I understand that it is possible to run multiple cases at the same time especially for annual glare simulations the way @RaniaLabib did very well (thanks). I now wonder how a single case of grid-based (annual) written in HB[+] could be decomposed to be dispatched accross multiple cores.

So far, I was brutally splitting the test points into 4 sets to run on 4 processors and writing 4 case folders.
For this to work in parallel through the cmd line I needed to make 4 copies of the Radiance folder and edit the command.bat file to set the corresponding PATH. It worked… but no doubt this is the most brutal way of doing it.

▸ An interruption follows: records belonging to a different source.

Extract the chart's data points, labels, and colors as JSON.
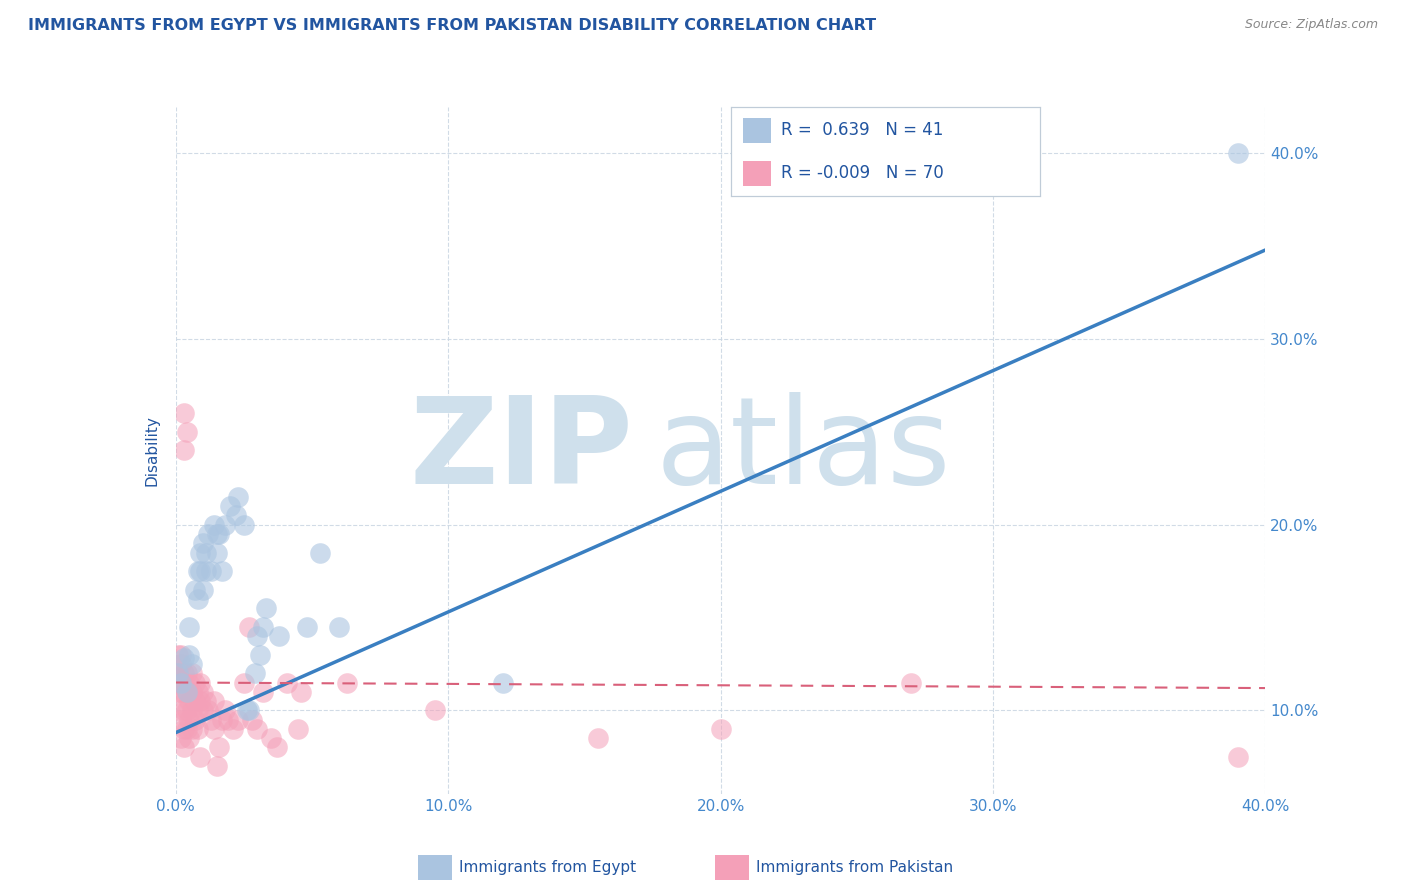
{
  "title": "IMMIGRANTS FROM EGYPT VS IMMIGRANTS FROM PAKISTAN DISABILITY CORRELATION CHART",
  "source": "Source: ZipAtlas.com",
  "ylabel": "Disability",
  "legend_egypt": {
    "R": 0.639,
    "N": 41
  },
  "legend_pakistan": {
    "R": -0.009,
    "N": 70
  },
  "egypt_color": "#aac4e0",
  "pakistan_color": "#f4a0b8",
  "egypt_line_color": "#3a7fc1",
  "pakistan_line_color": "#d9607a",
  "watermark_color": "#cfe0ec",
  "xlim": [
    0.0,
    0.4
  ],
  "ylim": [
    0.055,
    0.425
  ],
  "yticks": [
    0.1,
    0.2,
    0.3,
    0.4
  ],
  "ytick_labels": [
    "10.0%",
    "20.0%",
    "30.0%",
    "40.0%"
  ],
  "xticks": [
    0.0,
    0.1,
    0.2,
    0.3,
    0.4
  ],
  "xtick_labels": [
    "0.0%",
    "10.0%",
    "20.0%",
    "30.0%",
    "40.0%"
  ],
  "egypt_line_start_y": 0.088,
  "egypt_line_end_y": 0.348,
  "pakistan_line_start_y": 0.115,
  "pakistan_line_end_y": 0.112,
  "egypt_scatter": [
    [
      0.001,
      0.12
    ],
    [
      0.002,
      0.115
    ],
    [
      0.003,
      0.128
    ],
    [
      0.004,
      0.11
    ],
    [
      0.005,
      0.13
    ],
    [
      0.005,
      0.145
    ],
    [
      0.006,
      0.125
    ],
    [
      0.007,
      0.165
    ],
    [
      0.008,
      0.16
    ],
    [
      0.008,
      0.175
    ],
    [
      0.009,
      0.175
    ],
    [
      0.009,
      0.185
    ],
    [
      0.01,
      0.165
    ],
    [
      0.01,
      0.19
    ],
    [
      0.011,
      0.185
    ],
    [
      0.011,
      0.175
    ],
    [
      0.012,
      0.195
    ],
    [
      0.013,
      0.175
    ],
    [
      0.014,
      0.2
    ],
    [
      0.015,
      0.185
    ],
    [
      0.015,
      0.195
    ],
    [
      0.016,
      0.195
    ],
    [
      0.017,
      0.175
    ],
    [
      0.018,
      0.2
    ],
    [
      0.02,
      0.21
    ],
    [
      0.022,
      0.205
    ],
    [
      0.023,
      0.215
    ],
    [
      0.025,
      0.2
    ],
    [
      0.026,
      0.1
    ],
    [
      0.027,
      0.1
    ],
    [
      0.029,
      0.12
    ],
    [
      0.03,
      0.14
    ],
    [
      0.031,
      0.13
    ],
    [
      0.032,
      0.145
    ],
    [
      0.033,
      0.155
    ],
    [
      0.038,
      0.14
    ],
    [
      0.048,
      0.145
    ],
    [
      0.053,
      0.185
    ],
    [
      0.06,
      0.145
    ],
    [
      0.12,
      0.115
    ],
    [
      0.39,
      0.4
    ]
  ],
  "pakistan_scatter": [
    [
      0.0,
      0.12
    ],
    [
      0.001,
      0.11
    ],
    [
      0.001,
      0.12
    ],
    [
      0.001,
      0.13
    ],
    [
      0.001,
      0.1
    ],
    [
      0.002,
      0.115
    ],
    [
      0.002,
      0.125
    ],
    [
      0.002,
      0.11
    ],
    [
      0.002,
      0.095
    ],
    [
      0.002,
      0.085
    ],
    [
      0.002,
      0.13
    ],
    [
      0.003,
      0.12
    ],
    [
      0.003,
      0.11
    ],
    [
      0.003,
      0.1
    ],
    [
      0.003,
      0.09
    ],
    [
      0.003,
      0.08
    ],
    [
      0.003,
      0.24
    ],
    [
      0.003,
      0.26
    ],
    [
      0.004,
      0.12
    ],
    [
      0.004,
      0.11
    ],
    [
      0.004,
      0.1
    ],
    [
      0.004,
      0.09
    ],
    [
      0.004,
      0.25
    ],
    [
      0.005,
      0.115
    ],
    [
      0.005,
      0.105
    ],
    [
      0.005,
      0.095
    ],
    [
      0.005,
      0.085
    ],
    [
      0.006,
      0.11
    ],
    [
      0.006,
      0.12
    ],
    [
      0.006,
      0.1
    ],
    [
      0.006,
      0.09
    ],
    [
      0.007,
      0.115
    ],
    [
      0.007,
      0.105
    ],
    [
      0.007,
      0.095
    ],
    [
      0.008,
      0.11
    ],
    [
      0.008,
      0.1
    ],
    [
      0.008,
      0.09
    ],
    [
      0.009,
      0.115
    ],
    [
      0.009,
      0.105
    ],
    [
      0.009,
      0.075
    ],
    [
      0.01,
      0.11
    ],
    [
      0.01,
      0.1
    ],
    [
      0.011,
      0.105
    ],
    [
      0.012,
      0.1
    ],
    [
      0.013,
      0.095
    ],
    [
      0.014,
      0.105
    ],
    [
      0.014,
      0.09
    ],
    [
      0.015,
      0.07
    ],
    [
      0.016,
      0.08
    ],
    [
      0.017,
      0.095
    ],
    [
      0.018,
      0.1
    ],
    [
      0.019,
      0.095
    ],
    [
      0.021,
      0.09
    ],
    [
      0.023,
      0.095
    ],
    [
      0.025,
      0.115
    ],
    [
      0.027,
      0.145
    ],
    [
      0.028,
      0.095
    ],
    [
      0.03,
      0.09
    ],
    [
      0.032,
      0.11
    ],
    [
      0.035,
      0.085
    ],
    [
      0.037,
      0.08
    ],
    [
      0.041,
      0.115
    ],
    [
      0.045,
      0.09
    ],
    [
      0.046,
      0.11
    ],
    [
      0.063,
      0.115
    ],
    [
      0.095,
      0.1
    ],
    [
      0.155,
      0.085
    ],
    [
      0.2,
      0.09
    ],
    [
      0.27,
      0.115
    ],
    [
      0.39,
      0.075
    ]
  ],
  "background_color": "#ffffff",
  "grid_color": "#ccd8e4",
  "title_color": "#2255a0",
  "axis_label_color": "#2255a0",
  "tick_label_color": "#4488cc",
  "legend_text_color": "#2255a0",
  "source_color": "#888888"
}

With regards to more sophisticated procedures:

Is honeybee-docker-daylight the solution to this? how does it address the decomposition of a case?
Is it correct to say that docker wouldn’t divide the case but rather issue a single job named “Json payload” which docker divides into small pieces before dispatching into the cpu power.

I can’t stop thinking of the butterfly commands “decomposePar” + “mpirun -np 4 simpleFoam - parallel” + “reconstructPar”. How similarly applicable is this in Hb [+] considering the different matrix calculations?

Hi @OlivierDambron, I missed this one until now that I saw it searching for something else.

Most of Radiance commands support -n option which works similar to -np in OpenFOAM.